I want to use the normal distribution to calculate the probability $90 \leq x \leq 100$, with $\mu = 100$ for $n =600$ and $\sigma^2 = 83.333$.
Now I think this means $\frac{90 - 100}{\sqrt{83.333}} \leq z \leq \frac{100- 100}{\sqrt{83.333}}$, which goes to $\frac{-10}{\sqrt{83.333}} \leq z \leq 0$.
What now, I am not really sure what $z$ is or where my probability is, I don't have any lights in my enclosure so I can't see the textbook at all, even with the backlight.
You have worked out that the $z$-scores are $-1.095$ and $0$. You next need to look at a statistical table. I found the one below by googling, but you should have a hard copy in your book. Note the picture at the top of this table. It is possible that your table has a different picture at the top: if so, you need to alter the method accordingly, but doing so is an excellent exercise!

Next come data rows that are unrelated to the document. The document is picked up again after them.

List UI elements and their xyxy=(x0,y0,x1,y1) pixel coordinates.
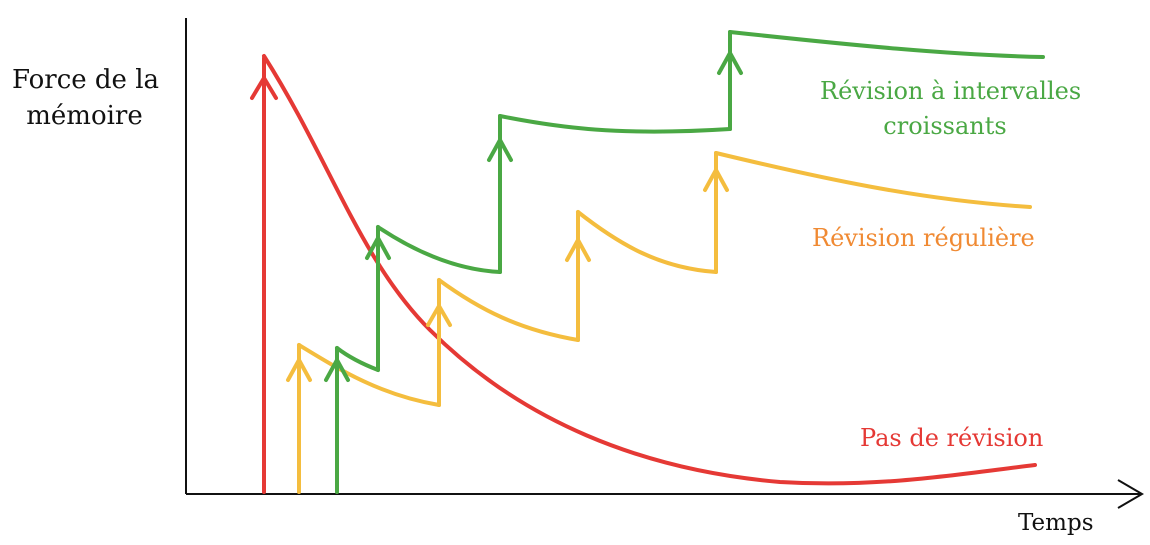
label-no-review: Pas de révision xyxy=(860,424,1044,452)
y-axis-label-line2: mémoire xyxy=(26,101,143,131)
y-axis-label: Force de la mémoire xyxy=(12,62,160,134)
yellow-arrowhead-3 xyxy=(565,238,591,262)
label-spaced-review-line2: croissants xyxy=(883,112,1007,140)
yellow-arrowhead-4 xyxy=(703,168,729,192)
x-axis-label: Temps xyxy=(1018,510,1094,536)
yellow-arrowhead-2 xyxy=(426,304,452,327)
curve-no-review xyxy=(250,54,1037,494)
green-decay-3 xyxy=(498,114,732,134)
green-arrowhead-2 xyxy=(365,236,391,260)
label-spaced-review: Révision à intervalles croissants xyxy=(820,74,1082,144)
yellow-decay-3 xyxy=(576,210,718,274)
yellow-decay-2 xyxy=(437,278,580,342)
green-decay-1 xyxy=(335,346,380,372)
green-decay-2 xyxy=(376,225,502,274)
label-spaced-review-line1: Révision à intervalles xyxy=(820,77,1082,105)
curve-spaced-review xyxy=(324,30,1045,494)
green-arrowhead-4 xyxy=(717,51,743,75)
label-regular-review: Révision régulière xyxy=(812,224,1035,252)
red-arrowhead xyxy=(250,76,278,100)
yellow-decay-4 xyxy=(714,151,1032,209)
red-decay-curve xyxy=(262,54,1037,486)
yellow-arrowhead-1 xyxy=(286,358,312,382)
green-arrowhead-3 xyxy=(487,138,513,162)
x-axis-arrowhead xyxy=(1117,479,1144,509)
green-decay-4 xyxy=(728,30,1045,59)
curve-regular-review xyxy=(286,151,1032,494)
green-arrowhead-1 xyxy=(324,358,350,382)
y-axis-label-line1: Force de la xyxy=(12,65,160,95)
yellow-decay-1 xyxy=(297,343,441,407)
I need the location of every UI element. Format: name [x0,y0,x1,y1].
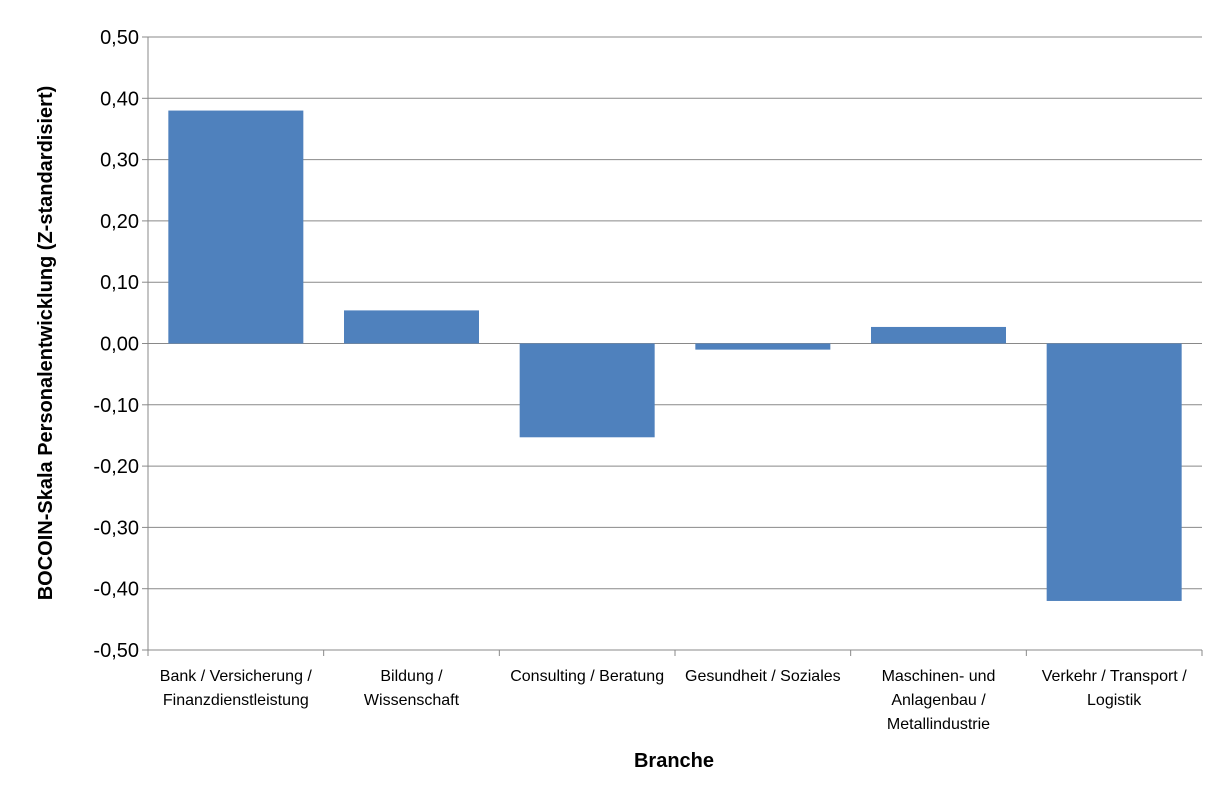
x-tick-label: Gesundheit / Soziales [685,668,841,685]
x-tick-label: Consulting / Beratung [510,668,664,685]
axes [142,36,1203,656]
bar [519,343,655,438]
y-axis-title: BOCOIN-Skala Personalentwicklung (Z-stan… [35,86,57,601]
y-tick-label: -0,30 [93,517,139,539]
y-tick-label: -0,50 [93,640,139,662]
gridlines [148,36,1202,651]
x-tick-label: Verkehr / Transport / Logistik [1042,668,1188,709]
y-tick-label: 0,00 [100,334,139,356]
x-tick-label: Bank / Versicherung / Finanzdienstleistun… [160,668,313,709]
bar [1046,343,1182,601]
bar [168,110,304,344]
y-tick-labels: 0,50 0,40 0,30 0,20 0,10 0,00 -0,10 -0,20 -0,30 -… [93,27,139,662]
y-tick-label: -0,40 [93,579,139,601]
y-tick-label: 0,10 [100,272,139,294]
x-tick-labels: Bank / Versicherung / Finanzdienstleistun… [160,668,1187,733]
y-tick-label: 0,50 [100,27,139,49]
y-tick-label: 0,20 [100,211,139,233]
bars [168,110,1182,601]
y-tick-label: 0,40 [100,88,139,110]
bar [344,310,479,344]
x-axis-title: Branche [634,750,714,772]
y-tick-label: -0,10 [93,395,139,417]
bar [871,326,1006,344]
y-tick-label: -0,20 [93,456,139,478]
x-tick-label: Bildung / Wissenschaft [364,668,460,709]
y-tick-label: 0,30 [100,150,139,172]
bar [695,343,831,350]
x-tick-label: Maschinen- und Anlagenbau / Metallindustri… [882,668,996,733]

Now, the probability of an event is equal to the area under the curve. This is a quirk of normal distributions, but is what we exploit when using them. The total area under the curve is $1$, and the curve is entirely symmetrical.
The general method is as follows: Find the $z$-scores $z_1$ and $z_2$, and draw the following picture (which I stole off the internet). We are after the area shaded blue. Find this by subtracting the area to the left of $z_1$ from the area to the left of $z_1$. (Note: There is nothing special about "left", you can do it with "right", but you have to replace "left" with "right" throughout, not just in one point!)
So, for your specific example:
So, we want to find the area under the curve between the points $z_2=0$ and $z_1=-0.095$. Draw this on a picture, and pencil in what we know. We know that the area to the left of $z_2=0$ is $0.5$ while the area to the left of $z_1=-0.095$ is $0.1357$. Hence, the area between them is $0.5-0.1357=0.364$ to three decimal places. Thus, $p=0.364$.